La police anti-émeute de Hongkong a tiré samedi soir des balles en caoutchouc et du gaz lacrymogène pour disperser un petit groupe de manifestants, à la suite d’une nouvelle journée de mobilisation des opposants au gouvernement pro-Pékin.

Un journaliste de l’AFP dans la ville de Yuen Long, près de la frontière chinoise, a vu les policiers tirer de nombreuses salves de gaz lacrymogène et de balles en caoutchouc en direction d’environ 200 manifestants qui se protégeaient avec des parapluies.

Des manifestants hong-kongais affluaient ce samedi malgré l’interdiction de la police à Yuen Long, où des hommes soupçonnés d’appartenir à des triades, des gangs violents, avaient agressé le week-end dernier des militants pro-démocratie.

Des hommes vêtus de t-shirts blancs, armés de battes et de bâtons, ont passé à tabac dimanche dernier des manifestants antigouvernementaux qui rentraient chez eux après une manifestation, dans une station et une rame de métro à Yuen Long. D’après les autorités hospitalières, 45 personnes ont été blessées.

De nombreuses voix se sont élevées pour critiquer la lenteur à intervenir de la police de ce territoire revenu en 1997 dans le giron chinois. La police a fait état de l’arrestation de 12 personnes en lien avec ces violences, dont neuf liées aux triades.

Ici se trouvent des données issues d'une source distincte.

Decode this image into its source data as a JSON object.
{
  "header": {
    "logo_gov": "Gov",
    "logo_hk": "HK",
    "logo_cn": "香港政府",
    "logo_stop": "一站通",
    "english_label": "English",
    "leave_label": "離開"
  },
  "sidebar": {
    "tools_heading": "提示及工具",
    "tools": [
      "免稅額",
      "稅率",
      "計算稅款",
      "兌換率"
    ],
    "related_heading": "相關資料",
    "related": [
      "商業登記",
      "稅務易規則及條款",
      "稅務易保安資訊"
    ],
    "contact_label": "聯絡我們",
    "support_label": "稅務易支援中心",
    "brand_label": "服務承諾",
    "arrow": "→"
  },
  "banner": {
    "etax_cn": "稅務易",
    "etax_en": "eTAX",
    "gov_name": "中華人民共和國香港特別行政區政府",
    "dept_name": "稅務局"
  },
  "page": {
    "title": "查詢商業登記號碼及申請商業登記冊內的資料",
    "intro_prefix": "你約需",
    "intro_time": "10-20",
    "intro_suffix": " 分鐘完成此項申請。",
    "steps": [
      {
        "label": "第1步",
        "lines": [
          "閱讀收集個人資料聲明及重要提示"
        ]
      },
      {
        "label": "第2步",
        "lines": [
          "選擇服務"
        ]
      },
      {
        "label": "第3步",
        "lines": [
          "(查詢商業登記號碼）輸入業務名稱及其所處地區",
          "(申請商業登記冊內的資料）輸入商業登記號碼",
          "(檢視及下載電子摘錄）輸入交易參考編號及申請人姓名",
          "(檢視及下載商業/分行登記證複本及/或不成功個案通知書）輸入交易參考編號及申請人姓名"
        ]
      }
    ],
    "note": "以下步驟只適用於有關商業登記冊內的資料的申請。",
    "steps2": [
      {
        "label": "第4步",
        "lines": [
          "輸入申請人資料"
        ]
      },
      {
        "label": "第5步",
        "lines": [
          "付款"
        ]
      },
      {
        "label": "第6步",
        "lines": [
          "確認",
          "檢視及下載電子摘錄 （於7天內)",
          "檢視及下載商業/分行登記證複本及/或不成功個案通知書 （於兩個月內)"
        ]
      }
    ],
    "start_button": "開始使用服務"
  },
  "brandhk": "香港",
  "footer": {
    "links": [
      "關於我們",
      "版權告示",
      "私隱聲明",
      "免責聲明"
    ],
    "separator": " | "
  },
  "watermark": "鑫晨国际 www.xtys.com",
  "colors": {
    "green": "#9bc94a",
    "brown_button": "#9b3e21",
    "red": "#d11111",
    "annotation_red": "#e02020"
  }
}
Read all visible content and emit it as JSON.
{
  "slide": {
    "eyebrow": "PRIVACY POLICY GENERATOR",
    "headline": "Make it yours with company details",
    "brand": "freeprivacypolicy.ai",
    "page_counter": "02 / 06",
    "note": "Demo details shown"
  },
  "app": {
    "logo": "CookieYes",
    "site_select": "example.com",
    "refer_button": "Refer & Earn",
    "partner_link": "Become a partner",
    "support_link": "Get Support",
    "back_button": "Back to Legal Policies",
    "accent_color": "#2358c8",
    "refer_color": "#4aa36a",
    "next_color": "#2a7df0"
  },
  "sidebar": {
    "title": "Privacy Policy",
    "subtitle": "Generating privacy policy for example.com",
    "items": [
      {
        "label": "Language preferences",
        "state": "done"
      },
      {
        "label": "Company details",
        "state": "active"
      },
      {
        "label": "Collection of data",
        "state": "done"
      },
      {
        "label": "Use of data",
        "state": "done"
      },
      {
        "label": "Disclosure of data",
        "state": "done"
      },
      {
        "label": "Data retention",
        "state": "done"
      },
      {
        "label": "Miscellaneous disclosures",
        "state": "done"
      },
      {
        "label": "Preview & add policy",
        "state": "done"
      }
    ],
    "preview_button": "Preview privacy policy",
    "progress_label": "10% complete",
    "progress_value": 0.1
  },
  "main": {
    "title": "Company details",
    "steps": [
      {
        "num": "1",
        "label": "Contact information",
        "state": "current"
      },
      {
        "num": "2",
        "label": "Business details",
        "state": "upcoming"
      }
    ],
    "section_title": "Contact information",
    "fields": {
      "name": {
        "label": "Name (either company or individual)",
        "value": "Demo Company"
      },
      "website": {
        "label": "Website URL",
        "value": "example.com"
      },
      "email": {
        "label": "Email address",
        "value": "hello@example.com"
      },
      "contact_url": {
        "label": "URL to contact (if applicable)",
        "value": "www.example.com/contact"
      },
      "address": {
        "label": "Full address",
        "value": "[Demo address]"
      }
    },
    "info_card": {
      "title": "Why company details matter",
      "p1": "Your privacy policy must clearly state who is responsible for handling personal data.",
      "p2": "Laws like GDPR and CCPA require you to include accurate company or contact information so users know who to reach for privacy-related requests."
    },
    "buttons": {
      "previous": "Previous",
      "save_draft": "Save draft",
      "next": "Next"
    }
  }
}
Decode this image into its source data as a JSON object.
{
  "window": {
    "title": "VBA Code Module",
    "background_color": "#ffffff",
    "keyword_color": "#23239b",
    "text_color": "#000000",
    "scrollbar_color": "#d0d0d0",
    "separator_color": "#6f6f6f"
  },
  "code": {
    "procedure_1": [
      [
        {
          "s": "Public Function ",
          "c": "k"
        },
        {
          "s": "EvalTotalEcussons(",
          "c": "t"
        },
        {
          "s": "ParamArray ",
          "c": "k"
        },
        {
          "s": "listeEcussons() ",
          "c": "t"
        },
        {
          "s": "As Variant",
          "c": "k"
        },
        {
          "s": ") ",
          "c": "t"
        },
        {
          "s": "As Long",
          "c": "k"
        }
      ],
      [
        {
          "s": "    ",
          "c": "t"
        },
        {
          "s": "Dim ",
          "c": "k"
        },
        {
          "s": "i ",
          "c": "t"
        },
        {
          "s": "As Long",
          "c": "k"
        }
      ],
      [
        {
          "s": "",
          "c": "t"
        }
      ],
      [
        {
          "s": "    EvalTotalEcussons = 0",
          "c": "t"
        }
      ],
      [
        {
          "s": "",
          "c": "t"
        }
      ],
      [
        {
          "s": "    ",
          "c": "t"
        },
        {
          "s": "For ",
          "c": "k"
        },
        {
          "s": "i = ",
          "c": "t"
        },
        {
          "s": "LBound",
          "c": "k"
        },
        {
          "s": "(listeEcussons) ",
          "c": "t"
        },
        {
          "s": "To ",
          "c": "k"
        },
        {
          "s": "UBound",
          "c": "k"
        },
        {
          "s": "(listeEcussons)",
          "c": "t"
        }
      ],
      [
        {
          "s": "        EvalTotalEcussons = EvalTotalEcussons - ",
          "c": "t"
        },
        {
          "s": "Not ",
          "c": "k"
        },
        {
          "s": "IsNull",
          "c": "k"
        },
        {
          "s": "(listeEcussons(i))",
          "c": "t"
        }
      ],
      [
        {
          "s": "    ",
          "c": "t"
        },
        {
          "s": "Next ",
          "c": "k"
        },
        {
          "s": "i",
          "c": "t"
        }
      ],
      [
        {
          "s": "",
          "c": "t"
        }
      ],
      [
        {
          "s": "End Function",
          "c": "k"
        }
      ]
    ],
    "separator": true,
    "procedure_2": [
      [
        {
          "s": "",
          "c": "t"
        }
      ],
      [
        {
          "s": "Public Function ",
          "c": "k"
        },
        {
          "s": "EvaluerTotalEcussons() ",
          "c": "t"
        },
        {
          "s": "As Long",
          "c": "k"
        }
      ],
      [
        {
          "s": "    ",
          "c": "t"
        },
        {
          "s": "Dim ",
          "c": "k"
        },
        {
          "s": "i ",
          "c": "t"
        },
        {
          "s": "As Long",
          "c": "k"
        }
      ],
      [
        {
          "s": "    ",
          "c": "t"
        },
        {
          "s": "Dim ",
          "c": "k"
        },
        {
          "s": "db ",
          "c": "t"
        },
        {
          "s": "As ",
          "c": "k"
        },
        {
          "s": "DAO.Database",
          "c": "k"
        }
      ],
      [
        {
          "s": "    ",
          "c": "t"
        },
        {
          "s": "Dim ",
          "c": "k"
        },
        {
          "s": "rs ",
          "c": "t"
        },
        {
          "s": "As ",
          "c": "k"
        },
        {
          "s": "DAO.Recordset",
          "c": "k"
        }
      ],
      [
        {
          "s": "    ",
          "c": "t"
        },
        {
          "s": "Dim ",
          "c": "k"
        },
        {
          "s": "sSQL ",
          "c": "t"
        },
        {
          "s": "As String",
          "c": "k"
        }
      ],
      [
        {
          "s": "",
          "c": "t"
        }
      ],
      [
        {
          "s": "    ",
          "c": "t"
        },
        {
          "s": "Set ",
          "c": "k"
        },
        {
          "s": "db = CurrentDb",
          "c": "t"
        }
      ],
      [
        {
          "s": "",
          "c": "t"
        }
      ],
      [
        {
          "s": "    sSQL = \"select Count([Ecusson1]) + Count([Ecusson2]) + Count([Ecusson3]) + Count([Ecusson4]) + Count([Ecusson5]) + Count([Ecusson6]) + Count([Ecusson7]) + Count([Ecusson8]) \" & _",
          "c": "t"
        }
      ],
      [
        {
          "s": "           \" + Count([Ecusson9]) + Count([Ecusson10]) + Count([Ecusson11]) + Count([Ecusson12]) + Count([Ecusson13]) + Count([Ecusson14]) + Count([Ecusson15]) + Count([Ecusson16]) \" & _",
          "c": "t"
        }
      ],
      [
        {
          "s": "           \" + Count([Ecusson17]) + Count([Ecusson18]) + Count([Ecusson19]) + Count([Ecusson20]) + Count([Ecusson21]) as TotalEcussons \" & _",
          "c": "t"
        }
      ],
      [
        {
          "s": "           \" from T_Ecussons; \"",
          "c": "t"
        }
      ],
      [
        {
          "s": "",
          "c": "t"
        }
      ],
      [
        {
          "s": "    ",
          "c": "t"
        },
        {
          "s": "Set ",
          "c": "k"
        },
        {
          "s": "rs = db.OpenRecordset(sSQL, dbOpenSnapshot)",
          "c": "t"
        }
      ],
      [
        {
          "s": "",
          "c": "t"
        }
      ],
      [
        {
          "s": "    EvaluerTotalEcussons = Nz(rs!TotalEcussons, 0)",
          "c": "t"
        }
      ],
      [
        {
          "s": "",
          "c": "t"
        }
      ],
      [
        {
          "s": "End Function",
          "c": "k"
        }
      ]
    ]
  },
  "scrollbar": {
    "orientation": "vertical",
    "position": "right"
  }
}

Hongkong, haut lieu de la finance internationale, connaît depuis sept semaines de gigantesques manifestations pacifiques antigouvernementales, avec des affrontements sporadiques entre contestataires radicaux et policiers. Le mouvement est parti du rejet d’un projet de loi désormais suspendu visant à autoriser les extraditions vers la Chine puis s’est élargi à des revendications plus larges de réformes démocratiques.